The container cells at the Point Blanche prison. Image DJI / Rijksoverheid.nl
There is a ‘threatening atmosphere’
The committee investigated both the functioning of the police and the prison system on St Maarten. The police force is growing in quality and capacity, Schoof says. But that does not apply to the detention facilities. The biggest problem with the prison on St Maarten is the shortage of cells. Since the number of prisoners per cell was reduced from 3 to 2 in 2017, the number of places has been reduced from 120 to 80. The 40 remaining cells are under serious maintenance. Of the 100 employees, only 50 are available, the rest are sick at home. As a result, there can be no question of day spending and resocialization processes, but there is also a ‘threatening atmosphere’ in prison, according to the committee.

In the meantime the Netherlands has ‘taken over’ twenty detainees from St Maarten for a fee and eight men are also detained in Curaçao who should have been in the Point Blanche prison. But then dozens of criminals are still free on the island who should have served their sentence, but there is simply no room for justice.
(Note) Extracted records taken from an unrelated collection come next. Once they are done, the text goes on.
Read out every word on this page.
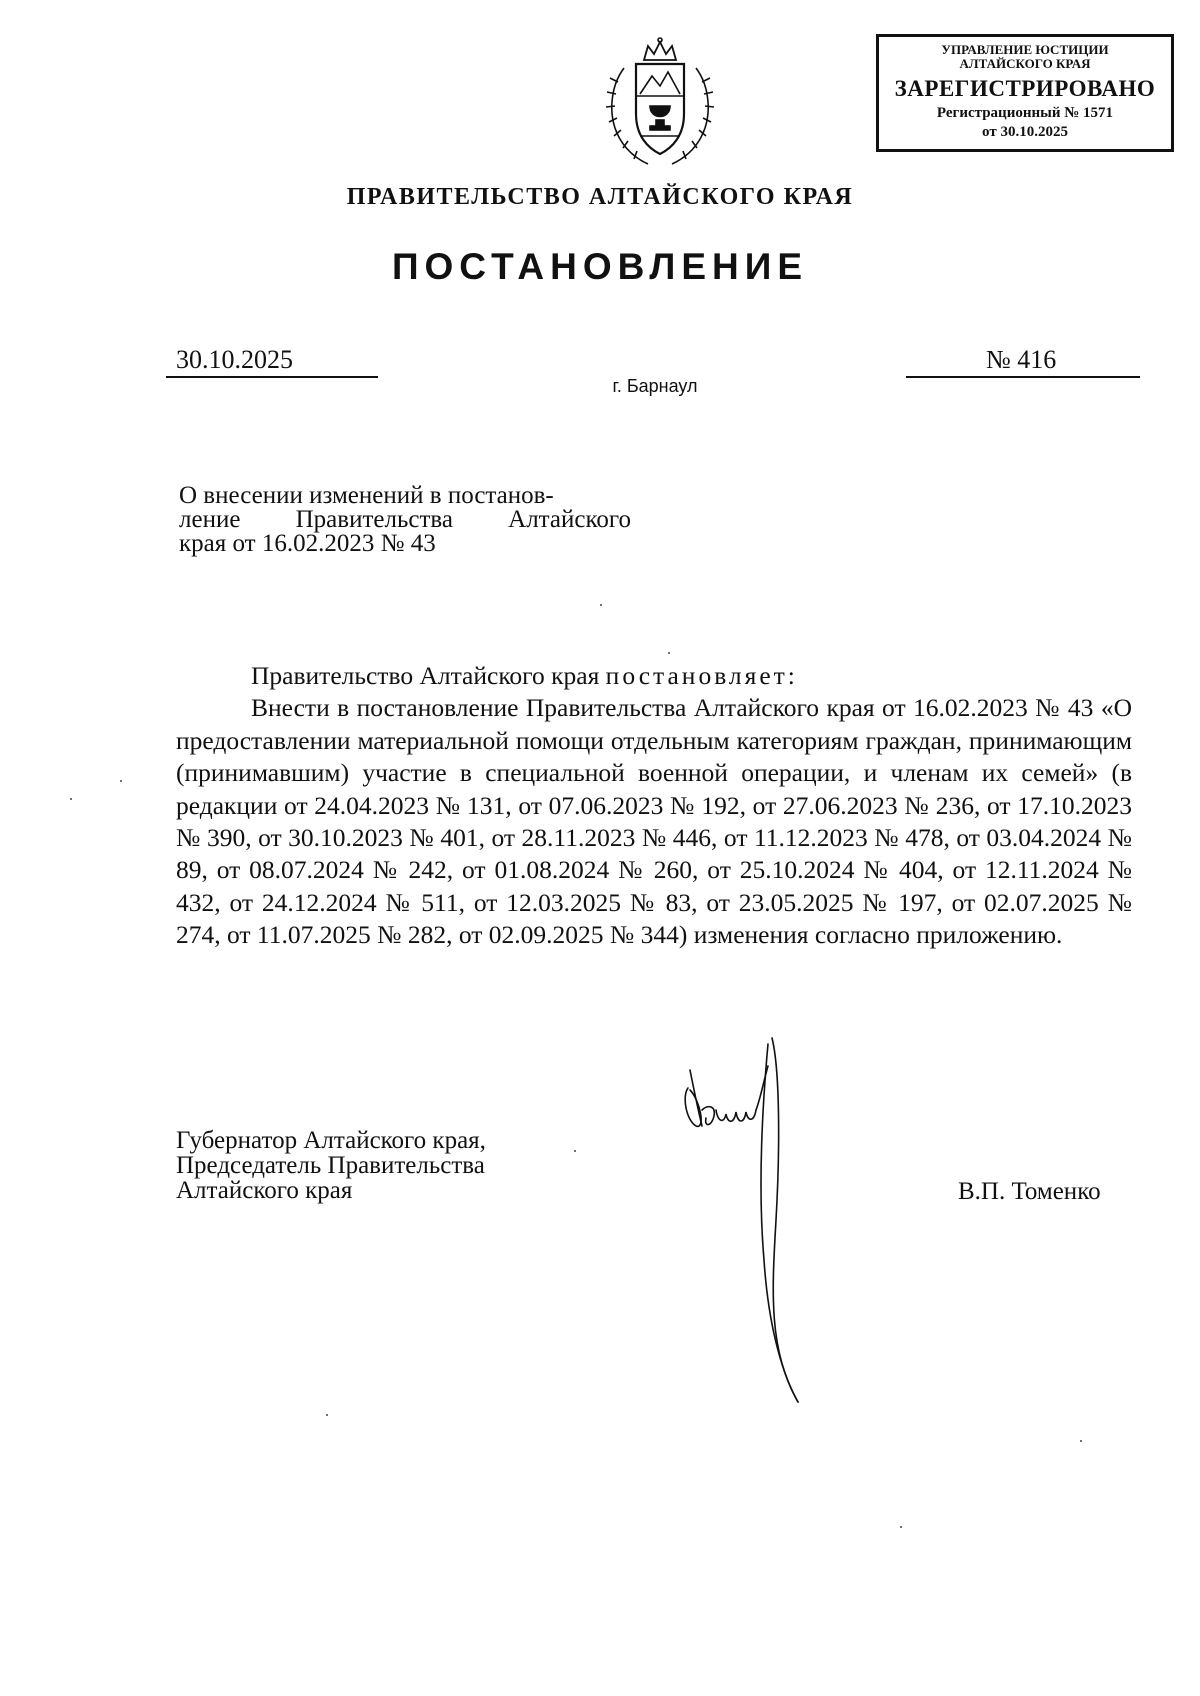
УПРАВЛЕНИЕ ЮСТИЦИИ
АЛТАЙСКОГО КРАЯ
ЗАРЕГИСТРИРОВАНО
Регистрационный № 1571
от 30.10.2025
ПРАВИТЕЛЬСТВО АЛТАЙСКОГО КРАЯ
ПОСТАНОВЛЕНИЕ
30.10.2025	№ 416
г. Барнаул
О внесении изменений в постанов-
ление Правительства Алтайского
края от 16.02.2023 № 43

Правительство Алтайского края постановляет:

Внести в постановление Правительства Алтайского края от 16.02.2023 № 43 «О предоставлении материальной помощи отдельным категориям граждан, принимающим (принимавшим) участие в специальной военной операции, и членам их семей» (в редакции от 24.04.2023 № 131, от 07.06.2023 № 192, от 27.06.2023 № 236, от 17.10.2023 № 390, от 30.10.2023 № 401, от 28.11.2023 № 446, от 11.12.2023 № 478, от 03.04.2024 № 89, от 08.07.2024 № 242, от 01.08.2024 № 260, от 25.10.2024 № 404, от 12.11.2024 № 432, от 24.12.2024 № 511, от 12.03.2025 № 83, от 23.05.2025 № 197, от 02.07.2025 № 274, от 11.07.2025 № 282, от 02.09.2025 № 344) изменения согласно приложению.

Губернатор Алтайского края,
Председатель Правительства
Алтайского края	В.П. Томенко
According to the committee, the problem with container cells is that nobody feels responsible. They have to be huddled over the wall and connected for water and electricity, but that requires an investment. The new prime minister of Sint-Maarten Silveria Jacobs is, according to the committee, interested in the issue, but it is not possible as long as there is no minister of justice. The Netherlands, in turn, keeps their arms crossed until consultations can be held with a real cabinet on St Maarten.

Human rights at stake
According to the Schoof committee, the problems in the detention system are not only of a physical nature. The probation service must also be rigged up, and prevention projects that actually prevent crime. Dutch politicians have often called for a ‘task force’ or a program manager who will put things in order, but concrete steps have not been taken so far. This may change if a committee of the European Court visits the detention complex this year to determine whether human rights are at stake. A critical report does not force measures, but it does create political pressure.
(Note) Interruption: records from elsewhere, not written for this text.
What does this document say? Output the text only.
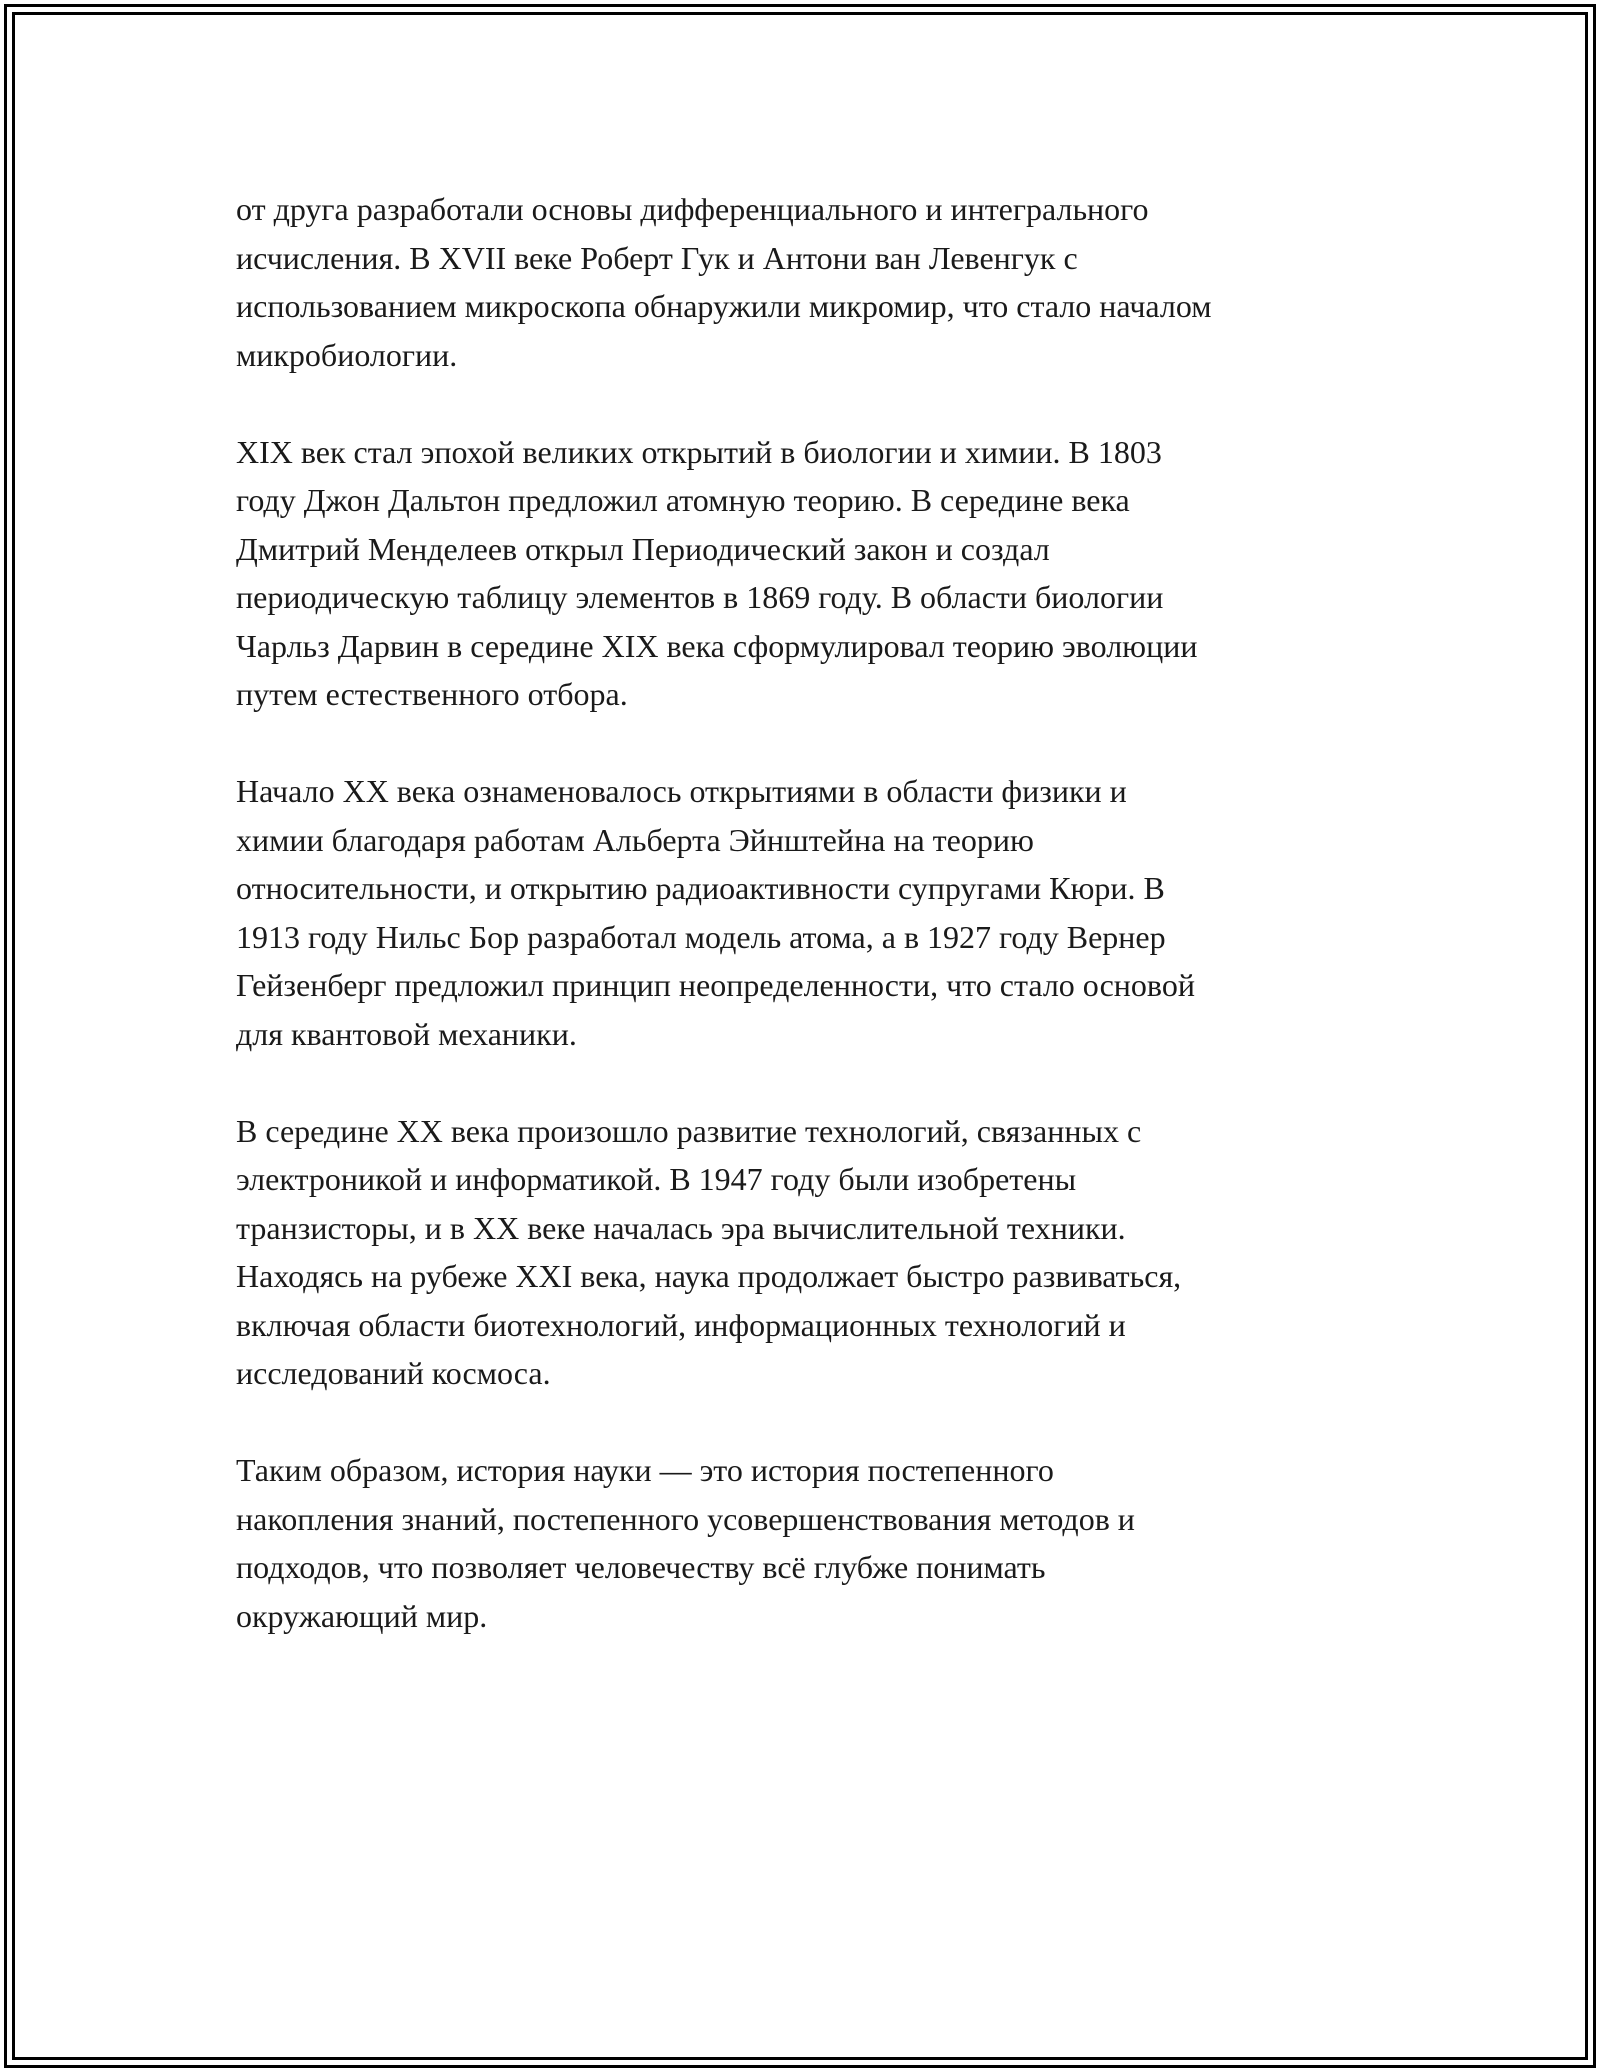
от друга разработали основы дифференциального и интегрального
исчисления. В XVII веке Роберт Гук и Антони ван Левенгук с
использованием микроскопа обнаружили микромир, что стало началом
микробиологии.

XIX век стал эпохой великих открытий в биологии и химии. В 1803
году Джон Дальтон предложил атомную теорию. В середине века
Дмитрий Менделеев открыл Периодический закон и создал
периодическую таблицу элементов в 1869 году. В области биологии
Чарльз Дарвин в середине XIX века сформулировал теорию эволюции
путем естественного отбора.

Начало XX века ознаменовалось открытиями в области физики и
химии благодаря работам Альберта Эйнштейна на теорию
относительности, и открытию радиоактивности супругами Кюри. В
1913 году Нильс Бор разработал модель атома, а в 1927 году Вернер
Гейзенберг предложил принцип неопределенности, что стало основой
для квантовой механики.

В середине XX века произошло развитие технологий, связанных с
электроникой и информатикой. В 1947 году были изобретены
транзисторы, и в XX веке началась эра вычислительной техники.
Находясь на рубеже XXI века, наука продолжает быстро развиваться,
включая области биотехнологий, информационных технологий и
исследований космоса.

Таким образом, история науки — это история постепенного
накопления знаний, постепенного усовершенствования методов и
подходов, что позволяет человечеству всё глубже понимать
окружающий мир.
According to The Council for the Judiciary that visited Sint-Maarten earlier, the island should actually be given a whole new prison, with well-trained staff, and perhaps under Dutch authority. But that’s where the shoe pinches. St Maarten is an autonomous country within the kingdom, and the Netherlands believes it is responsible. The Council, on the other hand, states that if the human rights of the detainees are at stake and the safety of the citizens on the island, the Netherlands has a duty to help. That would be the case here.